Jena sudah tidak peduli dengan tampilan kukunya yang berantakan. Sekarang yang ada di pikirannya hanya perubahan sikap Alvin yang mendadak jadi dingin terhadapnya.

"Vin… Lo enggak harus jawab pertanyaan tadi, kok. Maaf kalau gue bebanin lo sama pertanyaan tadi," lalu Jena menghirup napas dalam-dalam dan melanjutkan, "tapi kalau semisal lo emang keberatan sama permintaan gue—"

"Stop." Alvin berkata dengan tegas. Tak disadari rahangnya sudah mengeras. "Jangan bicarain soal itu sekarang. Gue bakal jawab sesuai tenggat waktu yang lo kasih. Tenang aja, gue pasti bakal kasih jawaban."

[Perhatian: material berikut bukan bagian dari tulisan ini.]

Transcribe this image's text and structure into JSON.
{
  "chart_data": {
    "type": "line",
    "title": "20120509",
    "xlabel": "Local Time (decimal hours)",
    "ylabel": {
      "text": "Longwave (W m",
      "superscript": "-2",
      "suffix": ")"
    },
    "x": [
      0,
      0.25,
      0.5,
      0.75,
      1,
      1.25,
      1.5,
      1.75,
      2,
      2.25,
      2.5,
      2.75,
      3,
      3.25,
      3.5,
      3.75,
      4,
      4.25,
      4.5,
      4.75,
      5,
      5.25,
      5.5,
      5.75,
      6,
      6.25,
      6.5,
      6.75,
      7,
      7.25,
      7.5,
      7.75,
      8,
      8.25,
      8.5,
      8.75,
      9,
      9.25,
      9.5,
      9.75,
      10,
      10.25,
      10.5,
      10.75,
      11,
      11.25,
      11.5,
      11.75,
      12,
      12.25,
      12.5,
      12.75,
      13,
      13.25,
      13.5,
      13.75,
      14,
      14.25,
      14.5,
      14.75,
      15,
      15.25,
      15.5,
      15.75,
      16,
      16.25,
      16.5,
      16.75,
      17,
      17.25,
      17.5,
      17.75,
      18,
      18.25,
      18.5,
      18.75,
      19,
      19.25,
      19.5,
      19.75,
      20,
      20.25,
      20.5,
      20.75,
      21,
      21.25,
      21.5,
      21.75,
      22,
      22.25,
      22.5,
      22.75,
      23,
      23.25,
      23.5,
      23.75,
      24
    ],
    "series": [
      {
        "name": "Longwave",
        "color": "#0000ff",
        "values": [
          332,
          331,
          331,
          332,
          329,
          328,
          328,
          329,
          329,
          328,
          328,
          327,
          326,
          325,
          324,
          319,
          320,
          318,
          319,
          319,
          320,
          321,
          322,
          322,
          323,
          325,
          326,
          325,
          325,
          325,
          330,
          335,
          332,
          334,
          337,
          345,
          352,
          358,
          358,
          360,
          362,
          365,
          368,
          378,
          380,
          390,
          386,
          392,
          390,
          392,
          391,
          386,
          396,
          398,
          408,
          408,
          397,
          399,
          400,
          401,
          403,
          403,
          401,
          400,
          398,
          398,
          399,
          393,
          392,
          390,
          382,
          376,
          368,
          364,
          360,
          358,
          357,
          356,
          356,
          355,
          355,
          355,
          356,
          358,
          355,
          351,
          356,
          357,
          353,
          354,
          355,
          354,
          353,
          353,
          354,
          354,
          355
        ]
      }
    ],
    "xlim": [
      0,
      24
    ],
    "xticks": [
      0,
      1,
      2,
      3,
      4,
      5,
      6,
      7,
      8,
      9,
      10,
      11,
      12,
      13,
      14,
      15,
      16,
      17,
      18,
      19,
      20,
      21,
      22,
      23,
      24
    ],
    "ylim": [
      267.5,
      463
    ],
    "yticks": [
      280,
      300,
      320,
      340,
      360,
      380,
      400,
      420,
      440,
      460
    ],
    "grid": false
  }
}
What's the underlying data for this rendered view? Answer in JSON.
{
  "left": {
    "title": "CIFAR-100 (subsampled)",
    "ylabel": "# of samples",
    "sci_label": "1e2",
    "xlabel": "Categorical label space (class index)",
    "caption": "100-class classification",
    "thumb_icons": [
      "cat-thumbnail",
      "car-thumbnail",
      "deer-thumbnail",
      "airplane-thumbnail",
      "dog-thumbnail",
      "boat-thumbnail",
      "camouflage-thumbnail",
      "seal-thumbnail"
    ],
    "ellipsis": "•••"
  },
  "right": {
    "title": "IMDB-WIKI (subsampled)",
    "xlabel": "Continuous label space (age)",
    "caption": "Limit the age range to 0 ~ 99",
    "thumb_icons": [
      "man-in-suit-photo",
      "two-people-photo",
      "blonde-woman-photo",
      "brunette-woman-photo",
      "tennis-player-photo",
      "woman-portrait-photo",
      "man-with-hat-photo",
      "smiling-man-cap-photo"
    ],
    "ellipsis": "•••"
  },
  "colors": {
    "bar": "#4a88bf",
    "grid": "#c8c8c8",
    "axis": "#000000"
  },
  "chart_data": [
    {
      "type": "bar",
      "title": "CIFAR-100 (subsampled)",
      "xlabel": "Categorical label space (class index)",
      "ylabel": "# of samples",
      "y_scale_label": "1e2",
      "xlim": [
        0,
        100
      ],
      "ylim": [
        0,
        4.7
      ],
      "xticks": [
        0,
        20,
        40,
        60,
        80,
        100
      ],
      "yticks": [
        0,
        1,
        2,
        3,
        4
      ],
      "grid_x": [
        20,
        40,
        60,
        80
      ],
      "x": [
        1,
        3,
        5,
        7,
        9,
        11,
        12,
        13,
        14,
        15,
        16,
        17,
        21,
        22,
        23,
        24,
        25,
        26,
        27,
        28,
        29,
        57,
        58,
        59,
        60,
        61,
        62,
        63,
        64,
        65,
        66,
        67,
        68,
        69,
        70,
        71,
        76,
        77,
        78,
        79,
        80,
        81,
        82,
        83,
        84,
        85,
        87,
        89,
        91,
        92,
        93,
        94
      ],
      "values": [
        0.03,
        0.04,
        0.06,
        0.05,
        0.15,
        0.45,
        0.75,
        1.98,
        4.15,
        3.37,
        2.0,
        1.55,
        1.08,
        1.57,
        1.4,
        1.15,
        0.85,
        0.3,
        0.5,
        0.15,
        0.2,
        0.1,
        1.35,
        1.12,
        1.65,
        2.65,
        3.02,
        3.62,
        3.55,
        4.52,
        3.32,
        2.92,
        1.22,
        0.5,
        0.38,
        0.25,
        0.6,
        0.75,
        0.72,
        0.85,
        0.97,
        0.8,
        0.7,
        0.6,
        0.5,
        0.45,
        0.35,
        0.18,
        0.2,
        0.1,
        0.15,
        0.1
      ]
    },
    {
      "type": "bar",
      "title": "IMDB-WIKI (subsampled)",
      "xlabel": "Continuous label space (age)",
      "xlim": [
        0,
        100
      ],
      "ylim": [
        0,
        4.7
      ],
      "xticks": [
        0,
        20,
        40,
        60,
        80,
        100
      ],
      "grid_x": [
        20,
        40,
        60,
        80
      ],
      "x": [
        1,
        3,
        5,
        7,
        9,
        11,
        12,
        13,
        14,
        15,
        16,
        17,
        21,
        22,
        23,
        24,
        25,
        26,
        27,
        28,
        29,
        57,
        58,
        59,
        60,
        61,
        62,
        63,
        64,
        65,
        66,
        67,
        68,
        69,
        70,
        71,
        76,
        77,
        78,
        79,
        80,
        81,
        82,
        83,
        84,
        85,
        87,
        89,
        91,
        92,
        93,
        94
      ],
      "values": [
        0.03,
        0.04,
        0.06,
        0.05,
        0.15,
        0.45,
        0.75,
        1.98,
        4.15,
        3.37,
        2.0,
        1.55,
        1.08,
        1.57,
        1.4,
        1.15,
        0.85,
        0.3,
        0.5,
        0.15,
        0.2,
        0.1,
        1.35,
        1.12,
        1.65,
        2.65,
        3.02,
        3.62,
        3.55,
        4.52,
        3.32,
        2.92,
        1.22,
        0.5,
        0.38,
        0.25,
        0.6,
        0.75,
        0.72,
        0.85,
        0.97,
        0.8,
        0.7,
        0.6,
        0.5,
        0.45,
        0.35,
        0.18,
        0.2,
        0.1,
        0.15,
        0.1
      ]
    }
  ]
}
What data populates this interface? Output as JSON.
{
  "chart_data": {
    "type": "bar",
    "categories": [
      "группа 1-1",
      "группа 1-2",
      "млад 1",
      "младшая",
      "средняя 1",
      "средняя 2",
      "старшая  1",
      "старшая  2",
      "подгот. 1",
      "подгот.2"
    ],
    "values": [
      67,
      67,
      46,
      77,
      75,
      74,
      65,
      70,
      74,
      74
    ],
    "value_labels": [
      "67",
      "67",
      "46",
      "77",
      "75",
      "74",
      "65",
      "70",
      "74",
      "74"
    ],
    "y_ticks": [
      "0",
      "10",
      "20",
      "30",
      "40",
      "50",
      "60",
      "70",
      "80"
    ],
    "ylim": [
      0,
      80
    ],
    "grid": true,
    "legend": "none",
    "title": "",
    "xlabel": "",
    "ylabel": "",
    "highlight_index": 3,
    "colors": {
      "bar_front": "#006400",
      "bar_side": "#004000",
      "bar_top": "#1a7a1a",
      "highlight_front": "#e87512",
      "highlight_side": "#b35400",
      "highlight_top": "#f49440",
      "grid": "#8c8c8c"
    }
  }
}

Saat Jena hendak menjawab lagi, tiba-tiba sambungan telepon sudah terputus. Alvin langsung memutus secara sepihak.

Jena sebenarnya masih ingin mengutarakan sesuatu dan ia sempat berniat menelepon Alvin kembali. Namun setelah mempertimbangkannya lagi, ia mengurungkan niat itu. Jena pun terkulai lemas di kasurnya yang empuk.

"Gue harus siap kalau seandainya Alvin nolak. Mau gimana pun gue enggak bisa maksa perasaan dia ke gue," kata Jena lirih. Tanpa sadar setetes air mata sudah mengalir di pipi kirinya.